SimpleSourceIndexing

Full IDE environments like Code::Blocks and Visual Studio often will "index" your source code pre-emptively, so that searches are faster. They will keep track of where function and class definitons are, so that when you right-click a symbol and say "go to definition", the result feels almost instantaneous. The index is a noticeable speed improvement when working in a large project with thousands of source files.

I prefer to use a light weight code editor, but I liked this feature. Searching online, it didn't look like anyone had written a plugin like this for SciTE, the code editor I use. Also, I felt in the mood for writing something fast in C.

So, I wrote "SSIP", the simple source indexing processor. Now, if you are working in a C or C++ codebase (even a large one with many thousands of files), you can

  • click on a function or method and press F12 to go to its definition
  • Shift-F12 to go to the definition of a function/method/class
  • Ctrl-F12 to list references to a function/method/class

My primary goal is speed -- I want this to be useful for large codebases. I've claimed this is "fast". What do I mean?
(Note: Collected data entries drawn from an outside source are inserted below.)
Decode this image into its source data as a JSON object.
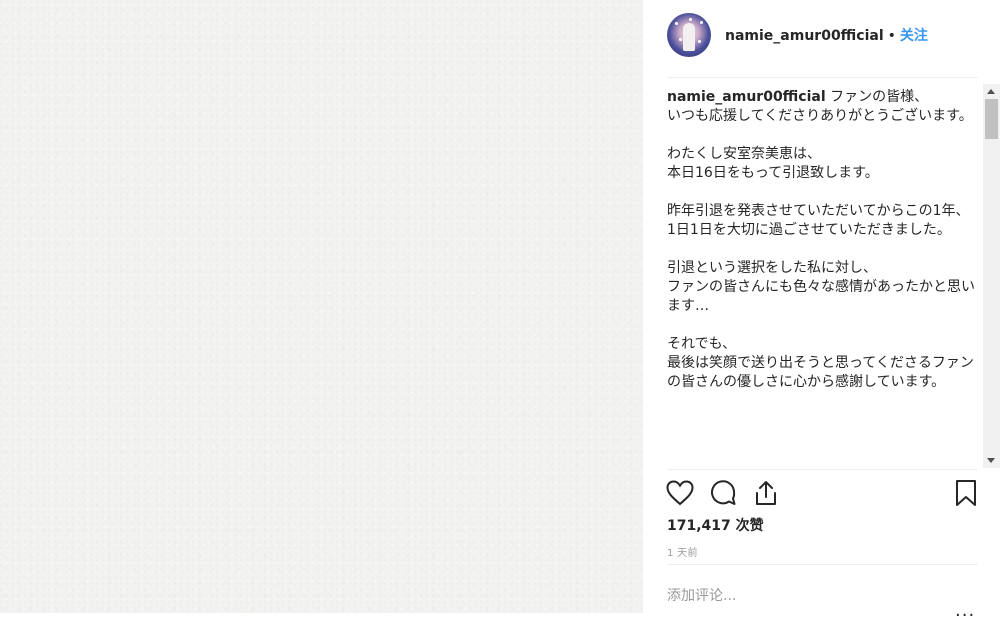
{
  "post": {
    "username": "namie_amur00fficial",
    "separator": "•",
    "follow_label": "关注"
  },
  "caption": {
    "author": "namie_amur00fficial",
    "paragraphs": [
      "ファンの皆様、\nいつも応援してくださりありがとうございます。",
      "わたくし安室奈美恵は、\n本日16日をもって引退致します。",
      "昨年引退を発表させていただいてからこの1年、\n1日1日を大切に過ごさせていただきました。",
      "引退という選択をした私に対し、\nファンの皆さんにも色々な感情があったかと思います…",
      "それでも、\n最後は笑顔で送り出そうと思ってくださるファンの皆さんの優しさに心から感謝しています。"
    ]
  },
  "actions": {
    "like_icon": "heart-icon",
    "comment_icon": "comment-bubble-icon",
    "share_icon": "share-icon",
    "save_icon": "bookmark-icon"
  },
  "stats": {
    "likes": "171,417 次赞",
    "time": "1 天前"
  },
  "comment_box": {
    "placeholder": "添加评论...",
    "more": "..."
  }
}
Benchmarks on a 2010 Intel 2.67 GHz machine
Creating initial index, starting with no database present

Entire source of audacity-src-1.2.6
987 source files.
9.351Mb of data indexed.
Execution time: 3.753s
Speed: 263 files/s

Entire source of php-5.3.9
1584 source files.
41.677Mb of data indexed.
Execution time: 6.297s
Speed: 251 files/s

Looks good to me! :) I think I can safely say that most of the projects I work on have less than 40Mb of source code. Remember that these times are for the slowest initial index creation; subsequent runs only look at files that have been changed and run in milliseconds. And searching against this index takes only tens of milliseconds.

On GitHub I have a more full explanation, but here are a few of the more interesting choices along the way:

  • I chose to write in C, eschewing C++ features like classes and exceptions
  • Used prepared queries in SQLite for better performance.
  • Benchmarked a multi-threaded version, but it was not significantly faster because problem is bounded by SQLite's insert speed.
  • Because reading through a single file is fast, I ended up not storing only the filename and not position within the file, the position within the file could be found later.
  • Because I am searching whole words, not partial words, I only needed to store the numerical hash.
  • In fact, by using a 24-bit hash, I could allocate a block of 2^24 bytes of memory and use it as a simple and extremely fast hash table.

ssip's command line syntax:

sssip -s word        (Search for a word)
sssip -start         (Re-build index)
sssip -noindex word	 (Search for word without using index)
sssip -noindexnowhole word (Search for partial word without index)

The source code I've posted on GitHub here, released under the GPLv3.

Update 2016: my new project SciTE-with-Python has searching that is fast enough for all my needs currently. In SciTE-with-Python, F12 Searches for selected term (definition), Shift+F12 Searches for selected term (all references), and Ctrl+F12 Searches for selected term (declaration). Also, it works with Python in addition to C and C++.